Other than the lucky readers who discovered Spider-Man when the character debuted in Marvel Comics in 1961, most people’s first encounter with Spider-Man was with a derivation of the character, be it through subsequent Marvel Comics, television cartoons, or Marvel movies. No one in our world is less of a Spider-Fan for not having read the character’s first appearance at the time of publication. Similarly, in Spider-Man: Into the Spider-Verse, no one is concerned with who might be the “real” Spider-Man. Every Spider-Character feels that their experience is real, and is not threatened by the existence of other Spider-People. In fact, they are comforted by knowing that they are not unique. In contrast to the blond Peter Parker, who sarcastically refers to himself as “the one and only Spider-Man”, the subsequent Spider-People greet each other with the heartfelt phrase of relief: “I thought I was the only one.” It’s not an original statement, but each Spider-Person feels it profoundly. At the end of the movie, Miles reflects: “When I feel alone, like no one understands what I’m going through, I remember my friends who get it.”
I found the film’s willingness to embrace multiplicity (so many Spider-People!), diversity (so many different types of Spider-People!) and community (so many different Spider-People working together!) was very refreshing.

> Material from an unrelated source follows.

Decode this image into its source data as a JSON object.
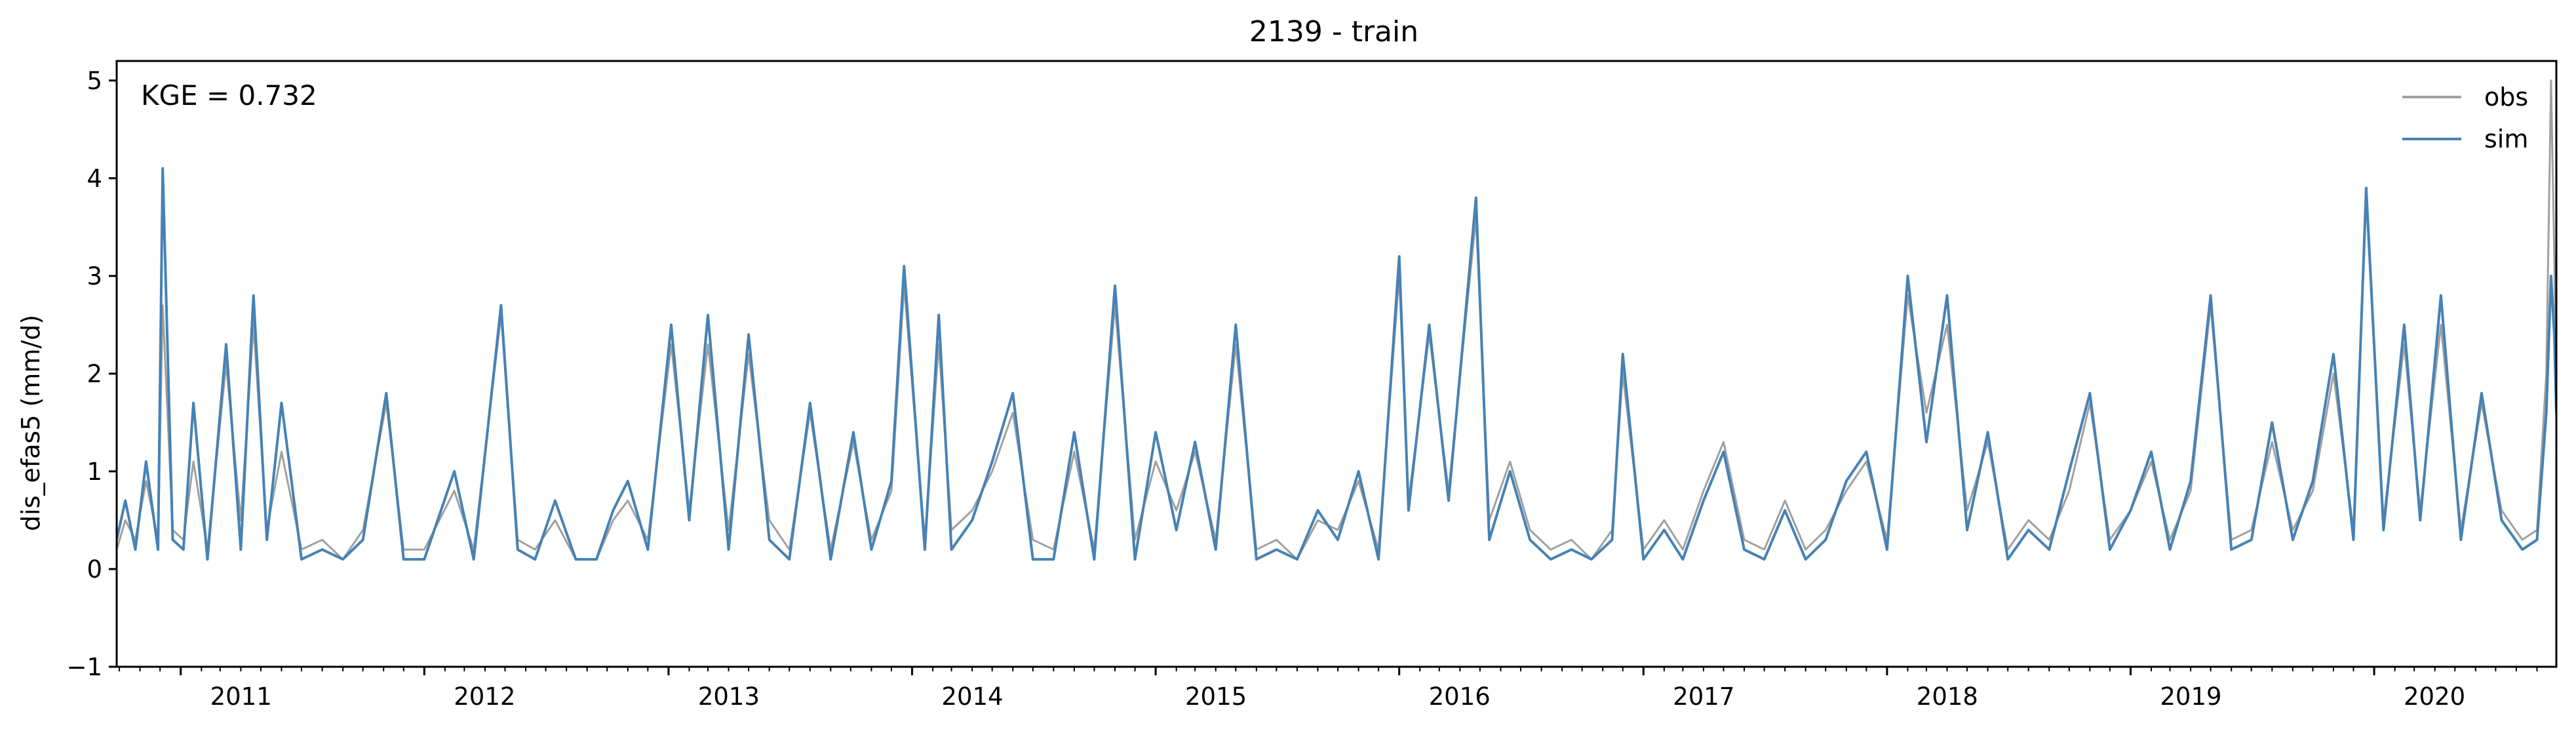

As a long-time comic reader, and reader in general, I grew up in the shadow of the baby boomer romanticization of the auteur and the solitary hero. Had the film been made in a different era, it may have spent some time on the question of who was the original or “real” Spider-Man.
I was reminded of Umberto Eco’s essay “Travels in Hyperreality”. (I realize the irony of invoking an essay that is largely about the ersatz world of Disneyland in an essay about a Sony film about replicable intellectual property owned by Marvel, which is owned by Disney.) Eco mentions Superman’s “wunderkammer”, or museum of memorabilia, in the Fortress of Solitude. No one lives there, but the fortress is populated by identical robots that Superman built in his own likeness. The blond Spider-Man in Spider-Man: Into the Spider-Verse also had a wunderkammer. It doesn’t have Spidey robots, but it does have a gallery of old or alternate costumes. But this collector Spider-Man is dead, and so is the idea of a museum to collect all the official (or canon) Spider-Gizmos, now that it’s known that he is not “the one and only” Spider-Man (he’s not even the first, being ten years younger than Peter B. Parker, the “janky-old, hobo Spider-Man”).
So, who needs a new Spider-Man story? A lot of viewers, apparently! And we are not tired of it. I did eventually convince my artist friend to come along when I went to see the film again. She ended up loving it. As I began to write this piece, she posted on Facebook that she was on her way to see the film a second time. While nearing the end of this essay, I arranged to meet up with another friend for my third viewing, her second viewing, and her partner’s first viewing.
The Spider-Fans are replicating.
Quotes from Spider-Man: Into the Spider-Verse are from my notes, verified by the official script, which the filmmakers have made available online.